The book currently lives in a digital format, with a few printed copies at Lawrence courtesy of a print-on-demand service. Now Dillon is exploring options on how “to best get it out into the world.”
The book project, he said, was a great opportunity to meld his love of math with a growing interest in writing.
“There’s a certain Zen to selecting and arranging words that communicate an idea exactly; to crafting sentences, paragraphs, sections, and chapters in my own particular style; to being sly, quirky, serious, profound, and irreverent precisely as I choose,” he said. “It’s frustrating, too, at times, but so is math. To a certain extent, difficulty is part of the appeal.”
While at Lawrence, Dillon completed seven papers, six of them published or accepted, four single-authored. In addition to independent studies with Lawrence faculty, he attended summer Research Experiences for Undergraduates (REUs) at Texas A&M University and Baruch College, and he spent a year in the Budapest Semesters in Mathematics program.
Scott Corry, professor of mathematics and chair of the Mathematics, Statistics, and Computer Science Department, called the Morgan Prize “a stunning and well-deserved achievement” for Dillon.
“Our goal at Lawrence is to help every student reach their full potential, and Travis’ potential is off the charts,” Corry said. “We are proud to have supported his development, through courses, mentoring, and research at LU as well as in off-campus programs, and we are eager to see his future contributions to mathematics and the broader world.”
This isn’t the first time Dillon has been honored for his math research while at Lawrence. Earlier this year, he received a prestigious National Science Foundation (NSF) award that will assist his work at MIT. A year prior, he was named a Goldwater Scholar, also a highly competitive honor.
Besides Sattler, Dillon said he’s had incredible mentors every step of the way. He was first inspired to pursue math while growing up near Newport, Washington. Two summers spent at a Canada/USA Mathcamp set him on his way.
This fall, Dillon began his graduate work at MIT as an MIT Presidential Fellow. Since 1999, MIT has used its Presidential Fellowships to “recruit the most outstanding students worldwide to pursue graduate studies at the Institute.” It currently supports 110 to 125 new graduate students as Presidential Fellows each year.
The Morgan Prize, awarded annually to an undergraduate student for outstanding research in mathematics, was established in 1995 and is entirely endowed by a gift from Mrs. Frank (Brennie) Morgan. Learn more here about the prize and previous recipients.

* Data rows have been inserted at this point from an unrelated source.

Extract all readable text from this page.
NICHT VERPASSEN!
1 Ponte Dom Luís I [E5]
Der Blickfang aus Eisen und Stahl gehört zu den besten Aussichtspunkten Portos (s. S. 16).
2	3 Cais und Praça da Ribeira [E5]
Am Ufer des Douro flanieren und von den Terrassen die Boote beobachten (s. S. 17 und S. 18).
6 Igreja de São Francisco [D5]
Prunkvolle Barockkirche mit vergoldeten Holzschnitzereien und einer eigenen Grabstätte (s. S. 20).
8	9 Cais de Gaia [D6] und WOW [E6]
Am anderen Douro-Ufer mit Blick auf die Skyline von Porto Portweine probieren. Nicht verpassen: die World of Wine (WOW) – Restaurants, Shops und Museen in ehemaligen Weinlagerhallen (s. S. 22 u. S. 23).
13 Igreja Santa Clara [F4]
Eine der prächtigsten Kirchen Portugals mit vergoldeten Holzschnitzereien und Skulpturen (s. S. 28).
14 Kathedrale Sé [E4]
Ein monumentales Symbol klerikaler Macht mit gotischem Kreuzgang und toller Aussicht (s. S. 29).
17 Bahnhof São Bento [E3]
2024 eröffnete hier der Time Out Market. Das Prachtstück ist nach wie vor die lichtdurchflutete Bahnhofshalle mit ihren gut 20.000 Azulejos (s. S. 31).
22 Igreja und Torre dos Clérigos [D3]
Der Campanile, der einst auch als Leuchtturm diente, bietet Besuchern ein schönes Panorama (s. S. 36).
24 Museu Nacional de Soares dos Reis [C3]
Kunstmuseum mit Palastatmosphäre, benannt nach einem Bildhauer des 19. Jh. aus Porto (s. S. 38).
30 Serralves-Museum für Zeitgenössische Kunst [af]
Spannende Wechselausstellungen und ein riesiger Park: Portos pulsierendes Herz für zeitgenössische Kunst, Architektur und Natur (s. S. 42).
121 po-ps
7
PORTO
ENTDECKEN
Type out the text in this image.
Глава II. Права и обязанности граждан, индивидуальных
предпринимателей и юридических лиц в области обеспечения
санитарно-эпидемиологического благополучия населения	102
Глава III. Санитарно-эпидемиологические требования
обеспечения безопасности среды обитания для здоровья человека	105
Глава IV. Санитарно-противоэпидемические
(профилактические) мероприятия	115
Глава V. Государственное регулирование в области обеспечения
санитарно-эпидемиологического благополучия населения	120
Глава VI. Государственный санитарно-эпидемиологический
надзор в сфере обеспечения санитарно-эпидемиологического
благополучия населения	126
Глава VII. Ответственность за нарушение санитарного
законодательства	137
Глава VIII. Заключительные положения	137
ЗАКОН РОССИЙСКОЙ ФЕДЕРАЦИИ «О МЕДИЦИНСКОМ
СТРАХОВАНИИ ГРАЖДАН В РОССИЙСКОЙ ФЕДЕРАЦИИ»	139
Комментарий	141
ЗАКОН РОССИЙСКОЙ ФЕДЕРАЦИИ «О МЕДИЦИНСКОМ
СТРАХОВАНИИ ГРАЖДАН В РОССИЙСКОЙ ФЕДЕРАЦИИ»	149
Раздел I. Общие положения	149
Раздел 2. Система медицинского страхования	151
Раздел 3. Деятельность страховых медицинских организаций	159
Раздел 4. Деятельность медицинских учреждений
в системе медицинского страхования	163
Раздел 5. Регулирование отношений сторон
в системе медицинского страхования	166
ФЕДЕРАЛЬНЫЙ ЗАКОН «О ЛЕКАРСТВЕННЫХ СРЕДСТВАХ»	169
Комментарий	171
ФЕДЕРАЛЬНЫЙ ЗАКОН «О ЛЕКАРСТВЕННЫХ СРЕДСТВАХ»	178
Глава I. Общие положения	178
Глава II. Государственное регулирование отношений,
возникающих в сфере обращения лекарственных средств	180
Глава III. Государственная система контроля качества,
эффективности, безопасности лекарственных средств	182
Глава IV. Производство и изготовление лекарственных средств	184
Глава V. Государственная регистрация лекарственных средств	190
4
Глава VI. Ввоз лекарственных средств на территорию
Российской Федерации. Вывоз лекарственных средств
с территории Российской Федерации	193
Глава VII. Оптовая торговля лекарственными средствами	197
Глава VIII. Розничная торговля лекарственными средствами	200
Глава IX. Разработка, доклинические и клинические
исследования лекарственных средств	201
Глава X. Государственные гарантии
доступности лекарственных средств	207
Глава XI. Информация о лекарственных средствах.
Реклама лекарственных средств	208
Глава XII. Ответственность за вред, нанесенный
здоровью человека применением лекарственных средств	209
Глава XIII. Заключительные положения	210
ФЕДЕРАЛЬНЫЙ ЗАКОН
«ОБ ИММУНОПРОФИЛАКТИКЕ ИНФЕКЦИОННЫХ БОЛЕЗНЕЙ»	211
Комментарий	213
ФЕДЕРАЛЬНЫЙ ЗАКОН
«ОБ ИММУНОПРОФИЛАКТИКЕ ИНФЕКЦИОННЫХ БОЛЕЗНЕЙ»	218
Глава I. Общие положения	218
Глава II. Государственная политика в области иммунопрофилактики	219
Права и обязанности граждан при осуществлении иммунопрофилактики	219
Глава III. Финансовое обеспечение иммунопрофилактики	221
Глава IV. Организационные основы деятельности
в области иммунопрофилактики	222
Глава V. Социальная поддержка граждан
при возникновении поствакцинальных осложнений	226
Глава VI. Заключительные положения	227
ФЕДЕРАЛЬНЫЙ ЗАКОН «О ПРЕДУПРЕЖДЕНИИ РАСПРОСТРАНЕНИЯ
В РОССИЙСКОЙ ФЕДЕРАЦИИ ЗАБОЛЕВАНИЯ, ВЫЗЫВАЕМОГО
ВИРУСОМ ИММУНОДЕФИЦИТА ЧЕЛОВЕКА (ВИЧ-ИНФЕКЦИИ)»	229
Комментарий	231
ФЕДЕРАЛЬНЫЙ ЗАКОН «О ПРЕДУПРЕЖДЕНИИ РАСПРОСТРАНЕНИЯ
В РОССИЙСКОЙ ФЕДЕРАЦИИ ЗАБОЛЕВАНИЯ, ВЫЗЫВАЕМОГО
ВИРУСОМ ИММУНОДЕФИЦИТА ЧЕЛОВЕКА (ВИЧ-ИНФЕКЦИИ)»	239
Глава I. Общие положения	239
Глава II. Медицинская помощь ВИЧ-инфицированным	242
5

The award is one more step on the journey, Dillon said. Whether it’s more research or elevating the writing he started with his book project, the possibilities going forward are plentiful.
“I really enjoy working on research, but explaining and getting people fired up about math, leading them to their own aha! moments—that’s a different kind of joy,” he said. “Fortunately, these things often go hand in hand, and I’m looking forward to a long career in both.”